Article Title: Linsmaier and Skoog (LS) Medium in Plant Tissue Culture: Origins, Uses, and Formulation
Origin
The Linsmaier and Skoog (LS) medium, a cornerstone in plant tissue culture, was developed by Emil M. Linsmaier and Folke K. Skoog in 1965. Their groundbreaking work, published in the journal Physiologia Plantarum, aimed to create a defined, nutrient-rich environment optimized for the in vitro growth and development of diverse plant species. Unlike earlier media, which often relied on undefined components like coconut milk or yeast extract, the LS medium aimed for a precisely defined composition, facilitating reproducibility and a better understanding of nutritional requirements for plant cells. Their initial focus was on providing a versatile medium suitable for a wide range of plant species, notably addressing challenges in the propagation and regeneration of woody plants, which proved particularly problematic with existing media.
Applications
The LS medium has proven remarkably versatile, finding widespread use in numerous plant tissue culture applications. Its primary applications include:
- Callus induction: LS medium, often with the addition of specific plant growth regulators (PGRs) such as 2,4-Dichlorophenoxyacetic acid (2,4-D) or Picloram, serves as an excellent base for initiating callus formation from various explants (e.g., leaf segments, stem sections, cotyledons).
- Organogenesis: By manipulating the concentrations of auxins and cytokinins, researchers can direct callus development towards shoot or root organogenesis, crucial for plant regeneration and cloning. The balance of these hormones within the LS medium is a key factor in controlling this process.
- Rooting: LS medium, supplemented with auxins like indole-3-butyric acid (IBA) or indole-3-acetic acid (IAA), is often employed for rooting stem cuttings and regenerated shoots, leading to the development of complete, independent plantlets.

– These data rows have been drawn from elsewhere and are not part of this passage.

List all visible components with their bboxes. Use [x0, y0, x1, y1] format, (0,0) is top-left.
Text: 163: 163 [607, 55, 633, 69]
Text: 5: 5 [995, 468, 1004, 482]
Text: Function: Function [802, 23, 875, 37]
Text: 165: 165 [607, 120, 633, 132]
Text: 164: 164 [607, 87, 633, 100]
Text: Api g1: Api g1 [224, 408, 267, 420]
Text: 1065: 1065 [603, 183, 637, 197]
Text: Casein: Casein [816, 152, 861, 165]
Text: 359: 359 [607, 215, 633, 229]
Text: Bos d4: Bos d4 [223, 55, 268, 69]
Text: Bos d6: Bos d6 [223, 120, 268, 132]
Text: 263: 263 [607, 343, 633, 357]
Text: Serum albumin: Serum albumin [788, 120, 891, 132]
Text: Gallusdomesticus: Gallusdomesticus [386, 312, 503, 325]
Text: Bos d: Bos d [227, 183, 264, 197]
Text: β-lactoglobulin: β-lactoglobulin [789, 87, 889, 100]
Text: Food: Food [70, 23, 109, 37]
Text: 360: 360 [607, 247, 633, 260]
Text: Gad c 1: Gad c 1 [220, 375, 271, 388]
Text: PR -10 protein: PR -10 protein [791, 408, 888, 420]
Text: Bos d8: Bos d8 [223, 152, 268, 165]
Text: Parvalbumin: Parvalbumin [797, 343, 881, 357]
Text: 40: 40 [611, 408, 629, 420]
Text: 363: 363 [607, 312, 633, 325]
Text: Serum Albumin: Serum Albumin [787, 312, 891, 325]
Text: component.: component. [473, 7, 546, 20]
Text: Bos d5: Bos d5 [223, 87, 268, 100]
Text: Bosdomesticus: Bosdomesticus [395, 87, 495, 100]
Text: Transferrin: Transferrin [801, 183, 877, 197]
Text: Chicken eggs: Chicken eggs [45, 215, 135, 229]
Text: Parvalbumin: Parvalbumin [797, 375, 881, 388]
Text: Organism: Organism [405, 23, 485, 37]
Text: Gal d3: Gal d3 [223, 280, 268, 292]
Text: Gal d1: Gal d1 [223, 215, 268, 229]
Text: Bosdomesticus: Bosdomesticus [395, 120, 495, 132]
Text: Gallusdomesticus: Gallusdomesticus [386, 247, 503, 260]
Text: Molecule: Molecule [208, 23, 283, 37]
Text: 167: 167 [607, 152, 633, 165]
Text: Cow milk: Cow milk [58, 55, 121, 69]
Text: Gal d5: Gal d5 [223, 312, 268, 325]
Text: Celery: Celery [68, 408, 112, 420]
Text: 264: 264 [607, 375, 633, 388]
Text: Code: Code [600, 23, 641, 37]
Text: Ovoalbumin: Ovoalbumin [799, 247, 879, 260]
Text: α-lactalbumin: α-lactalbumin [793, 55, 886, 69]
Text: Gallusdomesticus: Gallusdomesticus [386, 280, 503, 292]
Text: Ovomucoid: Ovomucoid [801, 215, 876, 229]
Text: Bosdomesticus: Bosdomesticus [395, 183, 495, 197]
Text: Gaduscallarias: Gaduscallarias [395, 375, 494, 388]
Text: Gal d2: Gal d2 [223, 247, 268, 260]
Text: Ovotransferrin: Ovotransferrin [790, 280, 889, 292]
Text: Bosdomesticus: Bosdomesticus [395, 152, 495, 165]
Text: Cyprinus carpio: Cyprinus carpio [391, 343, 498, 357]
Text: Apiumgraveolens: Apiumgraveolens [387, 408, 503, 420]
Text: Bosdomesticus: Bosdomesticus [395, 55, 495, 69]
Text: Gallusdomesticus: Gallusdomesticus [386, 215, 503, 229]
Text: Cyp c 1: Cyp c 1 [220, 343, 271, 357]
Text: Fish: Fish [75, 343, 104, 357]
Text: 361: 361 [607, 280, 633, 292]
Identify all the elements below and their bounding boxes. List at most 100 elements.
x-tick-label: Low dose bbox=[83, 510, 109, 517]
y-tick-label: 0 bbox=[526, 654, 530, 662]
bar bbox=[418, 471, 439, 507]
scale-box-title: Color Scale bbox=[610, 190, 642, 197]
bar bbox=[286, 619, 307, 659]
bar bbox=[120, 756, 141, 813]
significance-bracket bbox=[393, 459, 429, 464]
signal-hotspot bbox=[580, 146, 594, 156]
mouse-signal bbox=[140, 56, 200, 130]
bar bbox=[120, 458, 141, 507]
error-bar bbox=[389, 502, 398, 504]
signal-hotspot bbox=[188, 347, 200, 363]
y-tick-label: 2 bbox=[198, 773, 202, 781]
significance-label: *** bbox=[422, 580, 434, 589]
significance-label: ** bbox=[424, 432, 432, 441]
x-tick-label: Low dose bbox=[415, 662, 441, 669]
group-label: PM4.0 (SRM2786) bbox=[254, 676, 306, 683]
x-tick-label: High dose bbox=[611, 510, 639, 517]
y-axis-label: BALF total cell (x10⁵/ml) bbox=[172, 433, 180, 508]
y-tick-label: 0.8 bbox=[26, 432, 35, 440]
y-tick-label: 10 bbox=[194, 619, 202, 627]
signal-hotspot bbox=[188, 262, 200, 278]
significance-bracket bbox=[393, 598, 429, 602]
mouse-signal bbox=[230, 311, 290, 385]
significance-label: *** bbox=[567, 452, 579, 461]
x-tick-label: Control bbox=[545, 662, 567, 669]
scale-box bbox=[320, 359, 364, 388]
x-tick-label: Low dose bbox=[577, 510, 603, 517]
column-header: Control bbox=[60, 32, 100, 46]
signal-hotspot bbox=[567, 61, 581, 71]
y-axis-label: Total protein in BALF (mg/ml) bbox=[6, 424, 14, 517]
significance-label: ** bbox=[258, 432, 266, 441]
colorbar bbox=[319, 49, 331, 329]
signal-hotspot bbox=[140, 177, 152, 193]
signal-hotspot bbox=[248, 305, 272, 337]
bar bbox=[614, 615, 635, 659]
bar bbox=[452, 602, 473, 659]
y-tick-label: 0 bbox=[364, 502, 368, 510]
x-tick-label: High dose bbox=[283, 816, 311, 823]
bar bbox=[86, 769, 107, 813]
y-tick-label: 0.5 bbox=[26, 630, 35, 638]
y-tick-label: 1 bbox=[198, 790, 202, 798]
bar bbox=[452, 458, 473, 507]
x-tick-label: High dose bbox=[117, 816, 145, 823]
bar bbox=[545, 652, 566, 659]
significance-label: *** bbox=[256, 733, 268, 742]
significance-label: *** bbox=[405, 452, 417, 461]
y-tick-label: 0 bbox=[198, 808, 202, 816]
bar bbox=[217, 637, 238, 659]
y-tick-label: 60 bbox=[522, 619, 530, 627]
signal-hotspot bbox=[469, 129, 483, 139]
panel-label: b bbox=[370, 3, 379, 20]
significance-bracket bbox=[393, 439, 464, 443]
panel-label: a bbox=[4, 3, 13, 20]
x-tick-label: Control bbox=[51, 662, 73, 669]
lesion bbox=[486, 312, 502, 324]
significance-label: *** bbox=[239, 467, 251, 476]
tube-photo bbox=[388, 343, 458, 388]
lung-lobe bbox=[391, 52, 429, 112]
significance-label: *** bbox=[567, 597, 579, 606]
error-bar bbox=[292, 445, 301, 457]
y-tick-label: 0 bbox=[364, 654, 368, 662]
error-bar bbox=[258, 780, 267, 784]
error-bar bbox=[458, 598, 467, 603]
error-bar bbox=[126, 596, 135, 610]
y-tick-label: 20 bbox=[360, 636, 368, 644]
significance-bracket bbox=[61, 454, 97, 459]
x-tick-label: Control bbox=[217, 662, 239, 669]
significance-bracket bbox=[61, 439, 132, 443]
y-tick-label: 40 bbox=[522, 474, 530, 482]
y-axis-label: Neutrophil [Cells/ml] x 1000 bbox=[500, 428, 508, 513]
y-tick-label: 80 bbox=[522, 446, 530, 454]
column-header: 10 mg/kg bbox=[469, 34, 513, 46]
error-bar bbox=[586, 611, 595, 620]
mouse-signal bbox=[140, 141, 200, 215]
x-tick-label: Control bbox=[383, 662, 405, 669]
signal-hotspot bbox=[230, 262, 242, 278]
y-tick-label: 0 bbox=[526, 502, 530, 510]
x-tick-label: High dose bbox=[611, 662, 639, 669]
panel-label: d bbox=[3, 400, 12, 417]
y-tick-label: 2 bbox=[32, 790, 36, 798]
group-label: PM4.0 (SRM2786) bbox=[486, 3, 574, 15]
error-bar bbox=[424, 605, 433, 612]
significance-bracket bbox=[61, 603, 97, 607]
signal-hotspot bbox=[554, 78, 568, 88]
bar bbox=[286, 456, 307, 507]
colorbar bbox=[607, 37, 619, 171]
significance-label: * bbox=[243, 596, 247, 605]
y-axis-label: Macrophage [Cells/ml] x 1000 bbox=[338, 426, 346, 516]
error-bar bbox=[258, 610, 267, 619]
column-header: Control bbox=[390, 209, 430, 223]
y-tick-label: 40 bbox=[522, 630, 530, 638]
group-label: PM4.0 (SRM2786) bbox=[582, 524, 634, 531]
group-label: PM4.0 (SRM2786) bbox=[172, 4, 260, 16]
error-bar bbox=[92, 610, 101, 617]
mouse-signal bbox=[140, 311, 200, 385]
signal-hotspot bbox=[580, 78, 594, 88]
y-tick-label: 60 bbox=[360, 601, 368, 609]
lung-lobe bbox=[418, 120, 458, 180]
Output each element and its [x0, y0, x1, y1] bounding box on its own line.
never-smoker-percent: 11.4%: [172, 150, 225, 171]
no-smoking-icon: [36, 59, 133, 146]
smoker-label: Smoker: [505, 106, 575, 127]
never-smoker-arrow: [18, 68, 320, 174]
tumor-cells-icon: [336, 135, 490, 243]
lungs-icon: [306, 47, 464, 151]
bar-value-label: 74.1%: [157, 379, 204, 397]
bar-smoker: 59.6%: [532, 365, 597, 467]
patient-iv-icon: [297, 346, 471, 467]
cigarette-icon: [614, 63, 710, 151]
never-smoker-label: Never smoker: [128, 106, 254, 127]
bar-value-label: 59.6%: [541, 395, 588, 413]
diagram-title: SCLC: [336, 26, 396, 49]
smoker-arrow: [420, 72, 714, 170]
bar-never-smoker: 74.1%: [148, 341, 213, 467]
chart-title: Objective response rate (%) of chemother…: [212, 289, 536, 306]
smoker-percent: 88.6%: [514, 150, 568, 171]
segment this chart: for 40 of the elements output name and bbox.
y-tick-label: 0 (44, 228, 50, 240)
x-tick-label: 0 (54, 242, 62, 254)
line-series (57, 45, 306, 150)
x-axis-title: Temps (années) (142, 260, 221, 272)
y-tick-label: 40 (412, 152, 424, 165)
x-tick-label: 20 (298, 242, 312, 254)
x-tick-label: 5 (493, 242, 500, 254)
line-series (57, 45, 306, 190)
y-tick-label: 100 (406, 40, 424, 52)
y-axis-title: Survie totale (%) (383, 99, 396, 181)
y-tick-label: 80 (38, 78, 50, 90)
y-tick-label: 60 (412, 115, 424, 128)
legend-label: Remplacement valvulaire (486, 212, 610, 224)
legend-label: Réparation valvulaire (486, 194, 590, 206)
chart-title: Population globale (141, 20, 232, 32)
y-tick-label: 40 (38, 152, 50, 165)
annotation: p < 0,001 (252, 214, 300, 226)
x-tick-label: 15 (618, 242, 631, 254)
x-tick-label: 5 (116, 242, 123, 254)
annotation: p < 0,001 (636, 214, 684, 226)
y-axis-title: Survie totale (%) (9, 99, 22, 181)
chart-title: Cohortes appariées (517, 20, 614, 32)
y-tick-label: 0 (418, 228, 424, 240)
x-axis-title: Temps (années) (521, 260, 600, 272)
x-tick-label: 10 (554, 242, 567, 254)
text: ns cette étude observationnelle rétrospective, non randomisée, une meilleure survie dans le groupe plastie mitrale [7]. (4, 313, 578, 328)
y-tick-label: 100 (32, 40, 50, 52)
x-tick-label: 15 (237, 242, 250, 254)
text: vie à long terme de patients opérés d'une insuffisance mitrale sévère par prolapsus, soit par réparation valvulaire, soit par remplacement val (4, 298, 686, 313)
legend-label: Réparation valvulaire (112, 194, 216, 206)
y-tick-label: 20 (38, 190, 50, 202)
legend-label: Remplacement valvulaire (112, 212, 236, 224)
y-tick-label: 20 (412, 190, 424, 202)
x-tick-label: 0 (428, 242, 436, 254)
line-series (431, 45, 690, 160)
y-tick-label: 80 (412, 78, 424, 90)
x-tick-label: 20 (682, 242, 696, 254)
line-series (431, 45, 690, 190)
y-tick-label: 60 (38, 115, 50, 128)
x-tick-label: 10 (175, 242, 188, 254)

- Embryogenesis (somatic and zygotic): While not as widely used for embryogenesis as Murashige and Skoog (MS) medium, LS medium has shown success in inducing and developing somatic embryos in several plant species.
The medium’s versatility extends to a broad range of plant species, although it has shown particular success with woody plants and certain orchids, areas where earlier media formulations often fell short. Successful applications have been reported in numerous studies involving economically important plants, contributing to improved propagation techniques and genetic transformation strategies.
Formulation
The LS medium’s composition consists of macronutrients, micronutrients, vitamins, and typically, plant growth regulators (PGRs). The specific concentrations can vary slightly depending on the plant species and the desired outcome. However, a typical formulation includes the following:
| Component | Concentration (mg/L) | Role |
|---|---|---|
| NH₄NO₃ | 1650 | Nitrogen source |
| KNO₃ | 1900 | Nitrogen and potassium source |
| CaCl₂·2H₂O | 440 | Calcium source |
| MgSO₄·7H₂O | 370 | Magnesium and sulfur source |
| KH₂PO₄ | 170 | Phosphorus and potassium source |
| FeSO₄·7H₂O | 27.8 | Iron source |
| MnSO₄·H₂O | 2.2 | Manganese source |
| ZnSO₄·7H₂O | 0.87 | Zinc source |
| KI | 0.83 | Iodine source |
| H₃BO₃ | 6.2 | Boron source |
| CuSO₄·5H₂O | 0.025 | Copper source |
| Na₂MoO₄·2H₂O | 0.25 | Molybdenum source |
| CoCl₂·6H₂O | 0.025 | Cobalt source |
| Nicotinic acid | 1 | Vitamin |
| Pyridoxine HCl | 0.5 | Vitamin |
| Thiamine HCl | 0.1 | Vitamin |
| Myo-inositol | 100 | Carbon source, cell wall component |
| Sucrose | 30000 | Carbon source |
| Agar | 7000-8000 | Solidifying agent |
Common Modifications: The concentrations of PGRs (auxins and cytokinins) are often adjusted depending on the specific application. For callus induction, higher auxin concentrations are usually used, while shoot organogenesis typically requires a higher cytokinin-to-auxin ratio.
Conclusion
LS medium, despite being developed several decades ago, remains a valuable tool in plant tissue culture. Its strengths include its versatility across a range of plant species and its relatively simple, defined composition, simplifying experimental design and reproducibility. However, it also has limitations. The stability of some auxins in the medium can be a concern, requiring careful preparation and handling. It may not be optimal for all species or applications, and sometimes specialized media are preferred. Compared to MS medium (more prevalent today), LS is generally considered to support slightly slower growth but offers improved performance with specific woody plant species and orchids, where MS might be less effective. Alternatively, B5 medium offers a different balance of nutrients; often better suited for certain monocots and legumes. In conclusion, while newer media have emerged, LS medium maintains its relevance, especially in the cultivation and regeneration of specific plant types that respond favorably to its unique composition balancing nutrient needs as well as hormonal manipulations.